Philcoin’s staking rewards are now live.

Philcoin is described as “a philanthropic blockchain movement.” Philanthropy and giving back have been “built into the very fabric of [their] company — from [their] business model, to [their] culture, technology and community rewards.”

Their staking mechanism is “the latest feature that’s been created with [their] purpose in mind — to create wealth for all.”

As mentioned in the announcement, staking “allows you to earn a fixed amount of interest by locking up your tokens for a period of time.” Staking is similar “to a traditional savings plan / fixed deposit.”

However, the FDIC has told Voyager Digital and other digital asset firms to stop misleading customers on deposit insurance. FDIC-supervised institutions engaging in crypto-related activities must inform the FDIC.

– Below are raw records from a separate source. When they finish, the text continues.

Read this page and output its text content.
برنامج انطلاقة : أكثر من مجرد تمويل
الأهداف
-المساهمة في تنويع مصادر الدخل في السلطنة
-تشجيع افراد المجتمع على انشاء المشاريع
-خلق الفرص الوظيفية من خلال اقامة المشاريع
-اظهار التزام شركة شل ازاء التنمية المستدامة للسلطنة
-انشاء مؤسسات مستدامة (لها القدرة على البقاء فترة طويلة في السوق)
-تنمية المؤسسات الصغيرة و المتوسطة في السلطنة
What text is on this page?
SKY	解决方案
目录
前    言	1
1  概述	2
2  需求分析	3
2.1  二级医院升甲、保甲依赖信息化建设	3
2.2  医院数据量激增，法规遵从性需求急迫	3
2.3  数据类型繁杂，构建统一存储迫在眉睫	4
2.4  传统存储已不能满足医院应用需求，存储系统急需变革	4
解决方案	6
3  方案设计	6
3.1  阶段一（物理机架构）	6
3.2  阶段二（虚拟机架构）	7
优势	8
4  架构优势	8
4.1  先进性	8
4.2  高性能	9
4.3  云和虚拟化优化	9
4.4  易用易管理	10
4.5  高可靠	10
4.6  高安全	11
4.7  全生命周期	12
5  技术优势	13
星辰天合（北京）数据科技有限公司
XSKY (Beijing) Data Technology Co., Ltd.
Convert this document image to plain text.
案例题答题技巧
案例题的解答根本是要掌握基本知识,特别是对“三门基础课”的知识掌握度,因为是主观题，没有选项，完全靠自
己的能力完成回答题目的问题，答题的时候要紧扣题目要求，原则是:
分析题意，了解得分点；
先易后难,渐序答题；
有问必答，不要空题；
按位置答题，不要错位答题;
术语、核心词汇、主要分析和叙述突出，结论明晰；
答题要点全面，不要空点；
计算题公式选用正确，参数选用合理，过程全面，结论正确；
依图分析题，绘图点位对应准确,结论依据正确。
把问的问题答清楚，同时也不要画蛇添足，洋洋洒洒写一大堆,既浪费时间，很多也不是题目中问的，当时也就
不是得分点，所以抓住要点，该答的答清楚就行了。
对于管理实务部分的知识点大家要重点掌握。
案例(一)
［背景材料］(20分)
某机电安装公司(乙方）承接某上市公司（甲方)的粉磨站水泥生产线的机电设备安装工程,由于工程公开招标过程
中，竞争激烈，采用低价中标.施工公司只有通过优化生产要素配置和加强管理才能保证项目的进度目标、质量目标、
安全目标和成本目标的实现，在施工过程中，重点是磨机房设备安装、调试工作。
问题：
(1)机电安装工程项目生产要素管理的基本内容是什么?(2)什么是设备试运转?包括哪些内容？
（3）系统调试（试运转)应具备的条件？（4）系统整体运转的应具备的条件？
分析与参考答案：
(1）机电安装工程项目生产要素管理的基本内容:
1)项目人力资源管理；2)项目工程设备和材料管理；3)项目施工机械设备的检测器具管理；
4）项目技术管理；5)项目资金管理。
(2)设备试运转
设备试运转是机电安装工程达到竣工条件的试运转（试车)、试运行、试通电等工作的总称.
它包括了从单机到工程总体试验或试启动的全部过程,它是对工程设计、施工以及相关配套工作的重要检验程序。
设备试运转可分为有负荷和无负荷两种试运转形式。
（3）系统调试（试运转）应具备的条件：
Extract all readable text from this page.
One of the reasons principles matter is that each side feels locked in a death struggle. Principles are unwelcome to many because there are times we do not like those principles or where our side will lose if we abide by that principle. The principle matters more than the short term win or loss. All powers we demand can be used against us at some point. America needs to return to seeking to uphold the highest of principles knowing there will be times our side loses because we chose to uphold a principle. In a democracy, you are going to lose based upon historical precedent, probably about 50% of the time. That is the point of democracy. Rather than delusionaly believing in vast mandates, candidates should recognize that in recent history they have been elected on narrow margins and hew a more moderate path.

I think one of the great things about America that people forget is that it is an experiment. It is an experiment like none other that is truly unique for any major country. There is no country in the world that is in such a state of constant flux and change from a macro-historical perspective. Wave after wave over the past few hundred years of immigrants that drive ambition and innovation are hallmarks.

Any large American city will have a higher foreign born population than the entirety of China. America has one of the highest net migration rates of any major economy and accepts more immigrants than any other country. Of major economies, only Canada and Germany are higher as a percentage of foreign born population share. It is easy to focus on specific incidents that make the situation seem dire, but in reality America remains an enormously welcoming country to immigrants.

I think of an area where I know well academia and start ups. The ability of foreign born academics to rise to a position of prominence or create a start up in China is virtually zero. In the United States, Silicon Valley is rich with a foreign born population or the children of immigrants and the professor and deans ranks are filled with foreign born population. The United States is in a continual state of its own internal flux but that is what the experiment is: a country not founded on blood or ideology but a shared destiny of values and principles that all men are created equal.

Staking within PHILApp “allows you to set aside a certain amount of PHL tokens for a specific period.” On maturity, you “receive the principal amount plus an annual percentage rate (APR) of 15%.”

According to the team, “here’s where it gets interesting — and what makes Philcoin’s staking the first of its kind in the world.” They claim that “you keep 50% of this APR and get to donate the remaining 50% to a charity of your choice within PHILApp.” It’s a staking mechanism that “rewards Philcoin’s entire global community.”

As clarified in the update, the APR is “based on the number of tokens and not the USD value of the tokens.”

For more details on this update, check here.

As covered in July 2022, Swell Network, a permissionless, non-custodial, and liquid Ethereum (ETH) staking protocol, announced a partnership with InfStones, a blockchain infrastructure provider, “to enable greater flexibility, transparency, and yield in ETH liquid staking.”

Swell is reportedly the first protocol that “allows stakers to select the node operator they wish to stake ETH with, enabling greater staker choice.” Through this partnership, Swell enables stakers “to natively select InfStones as a verified node operator and therefore tap into all the benefits of next-generation liquid staking.”

As reported last month, Rome Blockchain Labs, the organization behind BENQI’s Liquid Staking protocol on Avalanche, recently announced a collaboration with Alluvial and the founders of BENQI “to build a compliant, enterprise-grade Avalanche (AVAX) liquid staking product.”

This collaboration “offers institutions a secure AVAX staking option while participating in the consensus mechanism of the Avalanche platform and enabling more flexibility and liquidity for institutional network participants.”